Я медленно села на пуфик в прихожей и устало опустила руки. Больше всего на свете мне сейчас хотелось, чтобы этот вечер каким-то образом закончился и уже было завтрашнее утро.
– Что молчишь? Нечего сказать в свое оправдание?
– Мне не за что оправдываться. Я не сделала ничего плохого.
– Как же! Довела его до слез. Мужчины плачут очень-очень редко. Ты причинила ему боль и даже не жалеешь об этом.
– Это в твоем поколении было «мужчины не плачут», а в нашем ревут почище меня, очень им себя жалко.
– Он плакал, потому что любит тебя, бессердечная ты женщина!
Я размотала шарф, стянула куртку, но сил, чтобы повесить, уже не было. Мама подняла ее и закинула на вешалку.
– Разве так любят, мам? – спросила я, проходя на кухню. В этой квартире кроме спальни еще были кабинет, гостиная и столовая, но я там не появлялась со дня похорон. Я была семьей, семью принимали по-простому.
– По-всякому любят. Пусть даже так, как тебе не нравится. Но любовь – слишком редкая вещь, чтобы ею разбрасываться.
– Мам, но я-то его не люблю!
– И что? – спокойно спросила мама, наливая мне чай. – Я сразу это заметила.
– Поэтому он тебе понравился?
– Потому что он тебя любил – да.
– Мам, но в любви главное – взаимность!
Она покачала головой, села за стол и как-то разом превратилась в хрестоматийную старушку с седым пучком и очках на цепочке, сдвинутых на лоб. Я и не заметила, что она уже постарела – так быстро, так безнадежно… Хоть бы волосы красила!
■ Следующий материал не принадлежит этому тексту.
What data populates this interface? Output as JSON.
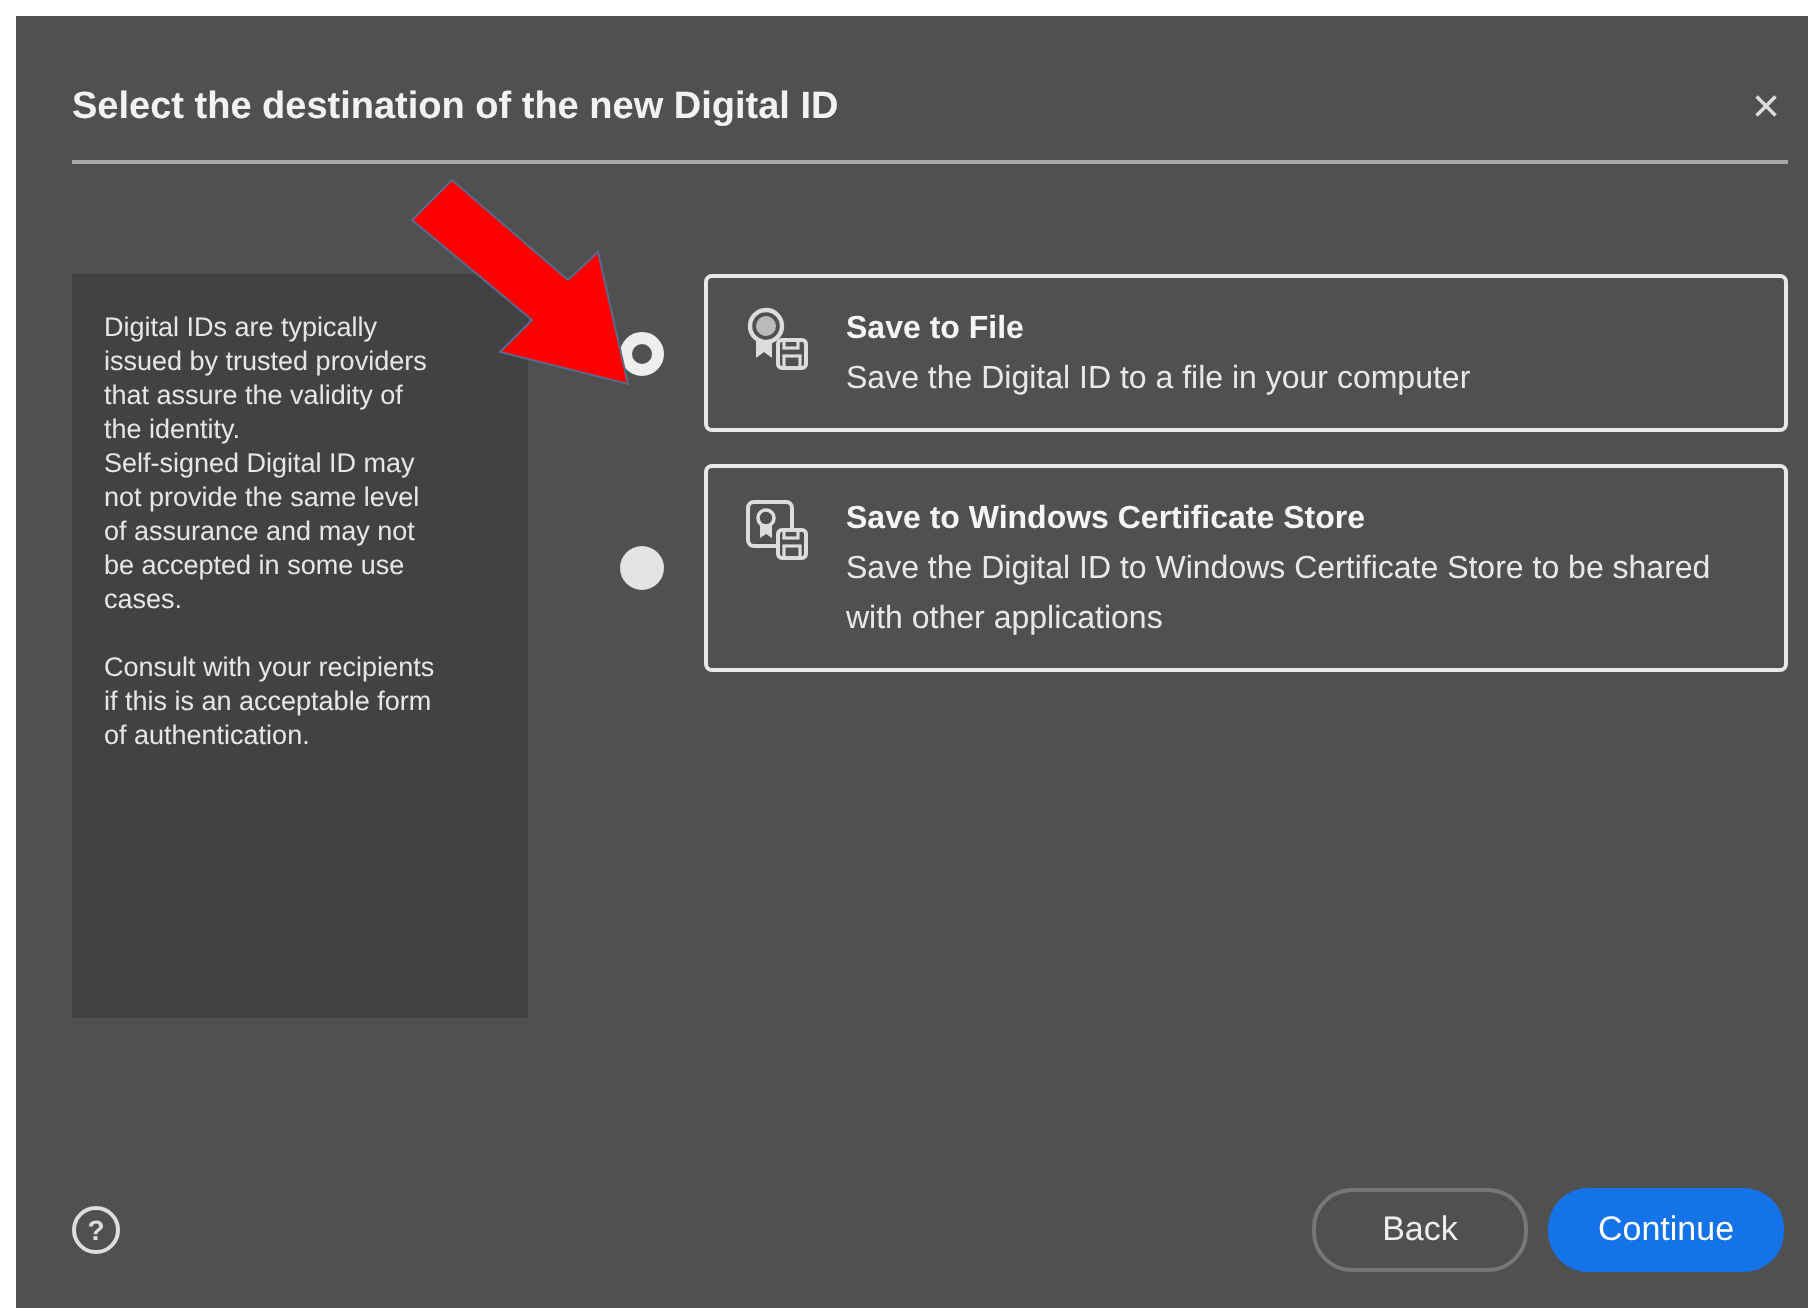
{
  "dialog": {
    "title": "Select the destination of the new Digital ID",
    "close": "×"
  },
  "info_panel": {
    "paragraphs": [
      "Digital IDs are typically issued by trusted providers that assure the validity of the identity.\nSelf-signed Digital ID may not provide the same level of assurance and may not be accepted in some use cases.",
      "Consult with your recipients if this is an acceptable form of authentication."
    ]
  },
  "options": [
    {
      "kind": "file",
      "title": "Save to File",
      "description": "Save the Digital ID to a file in your computer",
      "selected": true
    },
    {
      "kind": "store",
      "title": "Save to Windows Certificate Store",
      "description": "Save the Digital ID to Windows Certificate Store to be shared with other applications",
      "selected": false
    }
  ],
  "annotation": {
    "kind": "arrow"
  },
  "footer": {
    "help": "?",
    "buttons": [
      {
        "label": "Back",
        "kind": "secondary"
      },
      {
        "label": "Continue",
        "kind": "primary"
      }
    ]
  }
}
Я-то еще не готова к маме-старушке.
– Совсем нет. Взаимность редко встречается… Чаще всего женятся и живут дальше, потому что так получилось. Большой любви особо ни у кого нет. Случайно встретились, походили на свидания, надо как-то развивать отношения – поженились. Ребенок случайно получился – поженились. Возраст поджимает – поженились.
– Мам! Но у вас-то с папой было не так!